We bring frames with us into every interaction and every decision in our life. Frames are helpful. They can also be limiting.

If you find yourself stuck inside your current frame, what if you were to step outside of it?

In search of perfec

You may be looking for awhile. You certainly won’t find it reading this blog.

Yet, more often than we realize, it’s what we hold out hope for.

It’s why we never launch that project we’re still tinkering away on. Or even, why we never start it.

It’s why we avoid apologizing to the loved one we hurt, or share with them the pain we carry. We just can’t seem to find the perfect words.

And it’s why we continue to stay in the midst of our current miserable situation, because we simply haven’t found the perfect way to change things yet.

Perfect is a mirage. Here’s a better thing to go in search of — our best.

Our best is something we can find. It’s something we can give. And it’s something we can be proud of, even when everything isn’t perfect.

Kudos if you caught the imperfection.

How do you eat an elephant?

The popular answer is — one bite at a time. But that’s only half right.

The second part is — keep at it.

Rome wasn’t built in a day. An elephant isn’t finished in a day either. As important as it is to start small + start now, it’s equally important that we show up consistently with purpose. This is the work of professionals.

It’s also how change is made. One bite at a time, keeping at it.

The star of the work

When it comes to our work, we can be the star if we want.

If it’s remarkable work that we’re after, being the star is also something we’d be better off to let go.

That belongs to those we seek to serve.

They won’t demand it from us. They’ll simply go elsewhere, choose otherwise, connect another way. We make them the star, we give them the spotlight. And because trust is something that is earned over time, and can be lost in an instant, we don’t do it once. It’s the way we show up every day.

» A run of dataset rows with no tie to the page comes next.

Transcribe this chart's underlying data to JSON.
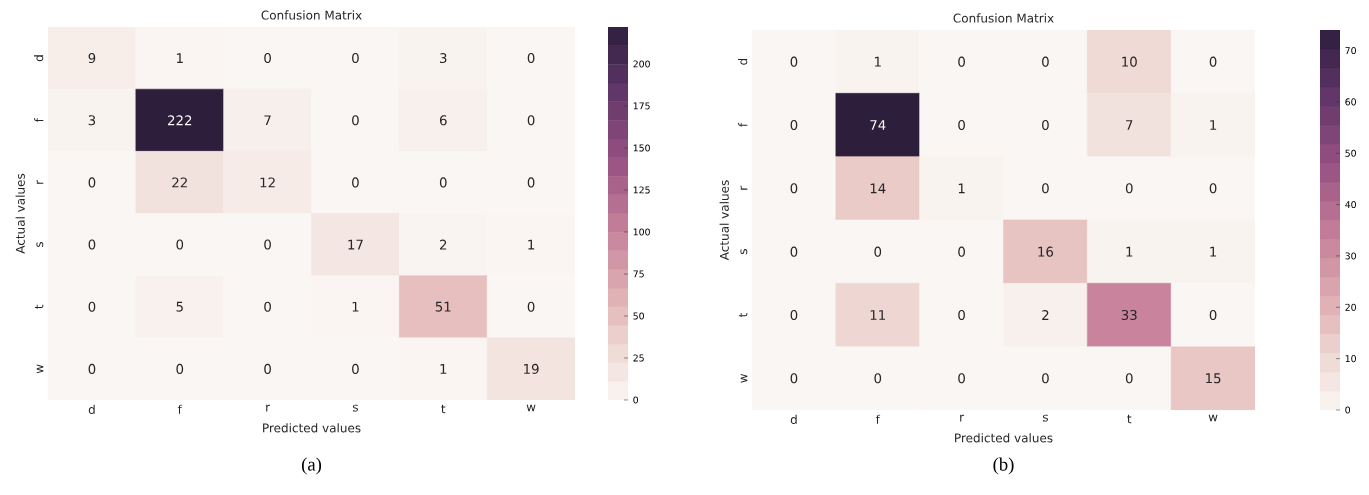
{
  "chart_data": [
    {
      "type": "heatmap",
      "title": "Confusion Matrix",
      "xlabel": "Predicted values",
      "ylabel": "Actual values",
      "categories": [
        "d",
        "f",
        "r",
        "s",
        "t",
        "w"
      ],
      "y_categories": [
        "d",
        "f",
        "r",
        "s",
        "t",
        "w"
      ],
      "cells": [
        [
          9,
          1,
          0,
          0,
          3,
          0
        ],
        [
          3,
          222,
          7,
          0,
          6,
          0
        ],
        [
          0,
          22,
          12,
          0,
          0,
          0
        ],
        [
          0,
          0,
          0,
          17,
          2,
          1
        ],
        [
          0,
          5,
          0,
          1,
          51,
          0
        ],
        [
          0,
          0,
          0,
          0,
          1,
          19
        ]
      ],
      "clim": [
        0,
        222
      ],
      "cticks": [
        0,
        25,
        50,
        75,
        100,
        125,
        150,
        175,
        200
      ],
      "data_labels": true,
      "annotations": [
        "(a)"
      ]
    },
    {
      "type": "heatmap",
      "title": "Confusion Matrix",
      "xlabel": "Predicted values",
      "ylabel": "Actual values",
      "categories": [
        "d",
        "f",
        "r",
        "s",
        "t",
        "w"
      ],
      "y_categories": [
        "d",
        "f",
        "r",
        "s",
        "t",
        "w"
      ],
      "cells": [
        [
          0,
          1,
          0,
          0,
          10,
          0
        ],
        [
          0,
          74,
          0,
          0,
          7,
          1
        ],
        [
          0,
          14,
          1,
          0,
          0,
          0
        ],
        [
          0,
          0,
          0,
          16,
          1,
          1
        ],
        [
          0,
          11,
          0,
          2,
          33,
          0
        ],
        [
          0,
          0,
          0,
          0,
          0,
          15
        ]
      ],
      "clim": [
        0,
        74
      ],
      "cticks": [
        0,
        10,
        20,
        30,
        40,
        50,
        60,
        70
      ],
      "data_labels": true,
      "annotations": [
        "(b)"
      ]
    }
  ]
}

On purpose. With intent. Seeking to generously serve. Drip, by drip, by drip….

That’s how we make remarkable change.

Yes, but why?

There’s a fascinating human phenomena that occurs often, and yet mostly goes unseen and unnoticed.

As we ask each other what goals and projects we’re working on, there’s usually an answer that immediately comes to mind.

Here’s the fascinating part — if anyone were to ask us why the goal matters to us, what’s often quickly revealed is that in reality, there’s a goal behind our goal. One that goes deeper, and matters more to us than the initial goal we were so quick to share.

Even more interesting — if our friend were to continue to ask us why, we frequently find that there’s even more layers to peel back; each one deeper, richer, and more meaningful than the last.

There’s many smart people out there that would suggest if you repeat this “Why?” exercise 5x time in a row, you’ll get to the heart of the matter. I’m not sure that there’s an exact number for every scenario, but I do know that five is certainly better than zero. So is one, and two, and three, and four.

However many times we ask the question, one thing is for certain — it’s worth asking. We may be surprised by what we find, and it will certainly be worthwhile as we seek to understand how best to invest our time.